My 15 yo DC is in year 10. She’s doing ok academically - she has never loved school and is being assessed for ADHD and anxiety but she does her homework and is predicted grades 5-6 with maybe more for maths and science. She’s a good kid and pretty sensitive.
But she is and has always been hopeless at French and it is getting her down to the point where she’s getting stomach pains in the morning and not wanting to go in. The school insisted on including a language GCSE choice and I’ve tried to help her but after almost four years of lessons she can barely get past Je m’appelle. She has always struggled with learning and recognising the words and if she has to repeat back a word she hears it’s unrecognisable. Despite trying she got 15% in last test.
So it’s making her anxious and she is going to get a poor grade and my notions of having a bilingual kid and us all decamping to Cannes have gone :) Her school is obsessed with kids achieving a language GCSE as I think they have some sort of baccalaureate quota they parade.

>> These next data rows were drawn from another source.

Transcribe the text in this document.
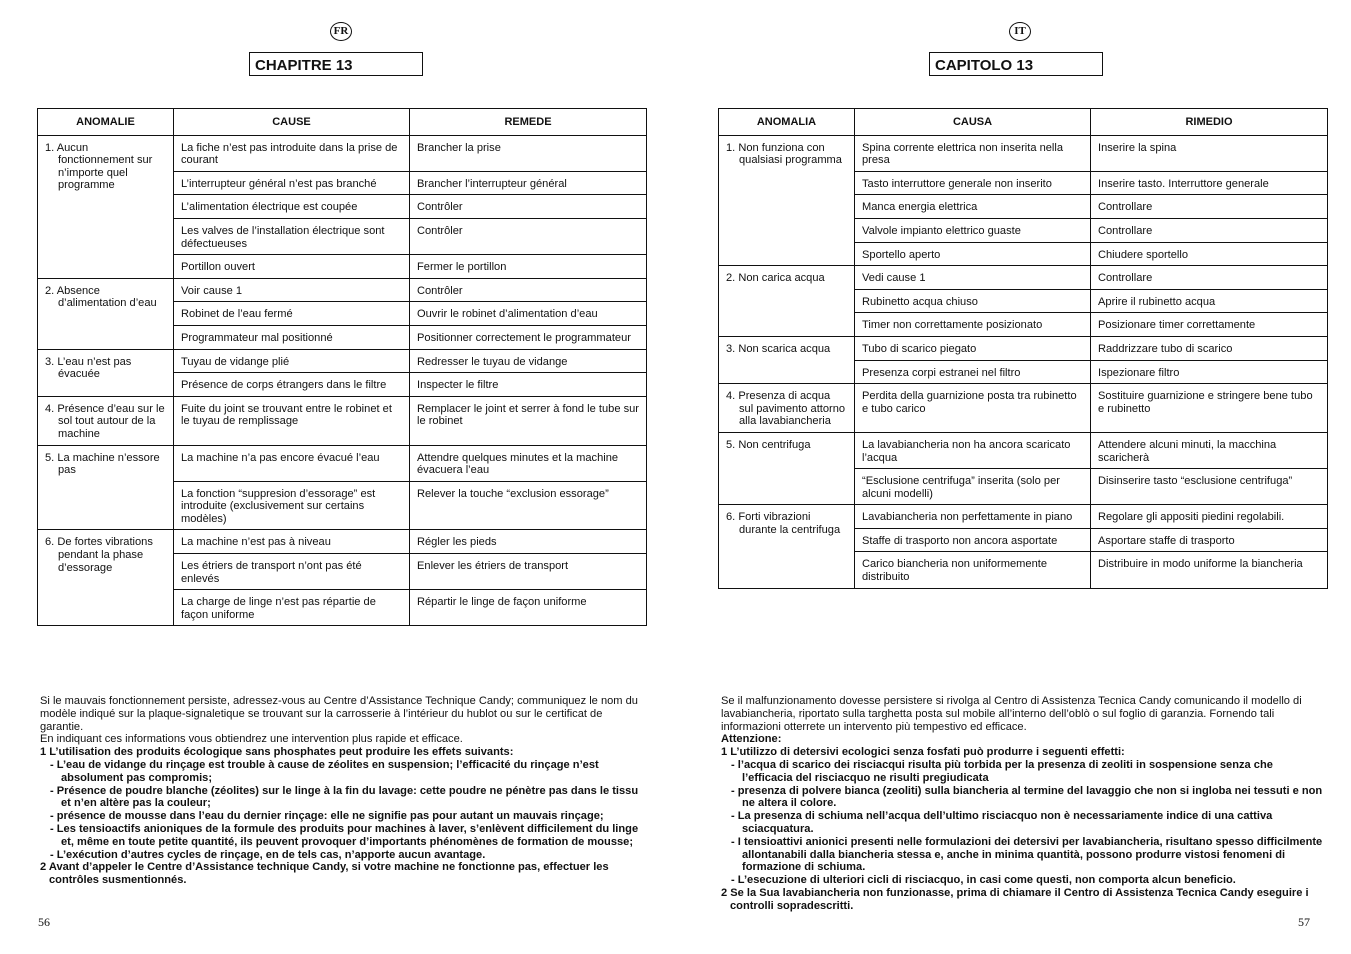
FR
CHAPITRE 13
ANOMALIE	CAUSE	REMEDE

1. Aucun fonctionnement sur n’importe quel programme	La fiche n’est pas introduite dans la prise de courant	Brancher la prise
	L’interrupteur général n’est pas branché	Brancher l’interrupteur général
	L’alimentation électrique est coupée	Contrôler
	Les valves de l’installation électrique sont défectueuses	Contrôler
	Portillon ouvert	Fermer le portillon

2. Absence d’alimentation d’eau	Voir cause 1	Contrôler
	Robinet de l’eau fermé	Ouvrir le robinet d’alimentation d’eau
	Programmateur mal positionné	Positionner correctement le programmateur

3. L’eau n’est pas évacuée	Tuyau de vidange plié	Redresser le tuyau de vidange
	Présence de corps étrangers dans le filtre	Inspecter le filtre

4. Présence d’eau sur le sol tout autour de la machine	Fuite du joint se trouvant entre le robinet et le tuyau de remplissage	Remplacer le joint et serrer à fond le tube sur le robinet

5. La machine n’essore pas	La machine n’a pas encore évacué l’eau	Attendre quelques minutes et la machine évacuera l’eau
	La fonction “suppresion d’essorage” est introduite (exclusivement sur certains modèles)	Relever la touche “exclusion essorage”

6. De fortes vibrations pendant la phase d’essorage	La machine n’est pas à niveau	Régler les pieds
	Les étriers de transport n’ont pas été enlevés	Enlever les étriers de transport
	La charge de linge n’est pas répartie de façon uniforme	Répartir le linge de façon uniforme

Si le mauvais fonctionnement persiste, adressez-vous au Centre d’Assistance Technique Candy; communiquez le nom du modèle indiqué sur la plaque-signaletique se trouvant sur la carrosserie à l’intérieur du hublot ou sur le certificat de garantie.

En indiquant ces informations vous obtiendrez une intervention plus rapide et efficace.

1 L’utilisation des produits écologique sans phosphates peut produire les effets suivants:

- L’eau de vidange du rinçage est trouble à cause de zéolites en suspension; l’efficacité du rinçage n’est absolument pas compromis;

- Présence de poudre blanche (zéolites) sur le linge à la fin du lavage: cette poudre ne pénètre pas dans le tissu et n’en altère pas la couleur;

- présence de mousse dans l’eau du dernier rinçage: elle ne signifie pas pour autant un mauvais rinçage;

- Les tensioactifs anioniques de la formule des produits pour machines à laver, s’enlèvent difficilement du linge et, même en toute petite quantité, ils peuvent provoquer d’importants phénomènes de formation de mousse;

- L’exécution d’autres cycles de rinçage, en de tels cas, n’apporte aucun avantage.

2 Avant d’appeler le Centre d’Assistance technique Candy, si votre machine ne fonctionne pas, effectuer les contrôles susmentionnés.

56
IT
CAPITOLO 13
ANOMALIA	CAUSA	RIMEDIO

1. Non funziona con qualsiasi programma	Spina corrente elettrica non inserita nella presa	Inserire la spina
	Tasto interruttore generale non inserito	Inserire tasto. Interruttore generale
	Manca energia elettrica	Controllare
	Valvole impianto elettrico guaste	Controllare
	Sportello aperto	Chiudere sportello

2. Non carica acqua	Vedi cause 1	Controllare
	Rubinetto acqua chiuso	Aprire il rubinetto acqua
	Timer non correttamente posizionato	Posizionare timer correttamente

3. Non scarica acqua	Tubo di scarico piegato	Raddrizzare tubo di scarico
	Presenza corpi estranei nel filtro	Ispezionare filtro

4. Presenza di acqua sul pavimento attorno alla lavabiancheria	Perdita della guarnizione posta tra rubinetto e tubo carico	Sostituire guarnizione e stringere bene tubo e rubinetto

5. Non centrifuga	La lavabiancheria non ha ancora scaricato l’acqua	Attendere alcuni minuti, la macchina scaricherà
	“Esclusione centrifuga” inserita (solo per alcuni modelli)	Disinserire tasto “esclusione centrifuga”

6. Forti vibrazioni durante la centrifuga	Lavabiancheria non perfettamente in piano	Regolare gli appositi piedini regolabili.
	Staffe di trasporto non ancora asportate	Asportare staffe di trasporto
	Carico biancheria non uniformemente distribuito	Distribuire in modo uniforme la biancheria

Se il malfunzionamento dovesse persistere si rivolga al Centro di Assistenza Tecnica Candy comunicando il modello di lavabiancheria, riportato sulla targhetta posta sul mobile all’interno dell’oblò o sul foglio di garanzia. Fornendo tali informazioni otterrete un intervento più tempestivo ed efficace.

Attenzione:

1 L’utilizzo di detersivi ecologici senza fosfati può produrre i seguenti effetti:

- l’acqua di scarico dei risciacqui risulta più torbida per la presenza di zeoliti in sospensione senza che l’efficacia del risciacquo ne risulti pregiudicata

- presenza di polvere bianca (zeoliti) sulla biancheria al termine del lavaggio che non si ingloba nei tessuti e non ne altera il colore.

- La presenza di schiuma nell’acqua dell’ultimo risciacquo non è necessariamente indice di una cattiva sciacquatura.

- I tensioattivi anionici presenti nelle formulazioni dei detersivi per lavabiancheria, risultano spesso difficilmente allontanabili dalla biancheria stessa e, anche in minima quantità, possono produrre vistosi fenomeni di formazione di schiuma.

- L’esecuzione di ulteriori cicli di risciacquo, in casi come questi, non comporta alcun beneficio.

2 Se la Sua lavabiancheria non funzionasse, prima di chiamare il Centro di Assistenza Tecnica Candy eseguire i controlli sopradescritti.

57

I pointed out to the French teacher that this is pointless as she isn’t going to get a good grade and isn’t learning any French so why not spend the time on one of her other nine GCSEs. The teacher is adamant that she will be streamed with the standard paper and “drilled to get a pass” and that achieving baccalaureate standard is important. French teacher tried to present this as a great life lesson about sticking at something even if you’re no good at it, which I think we have more than given a go. I also fundamentally think it’s a bit pointless to be drilled to try and scrape a pass in a language if you are not going to be able to order a loaf of bread at the bakery or ask where the post office is at the end of it which may be colouring my judgement!!
I’d love some advice please on whether (and how) I ask again for her to drop it - she is begging me every day to do this. Or whether the French teacher is right and she should suck it up and try and work hard enough to get a pass?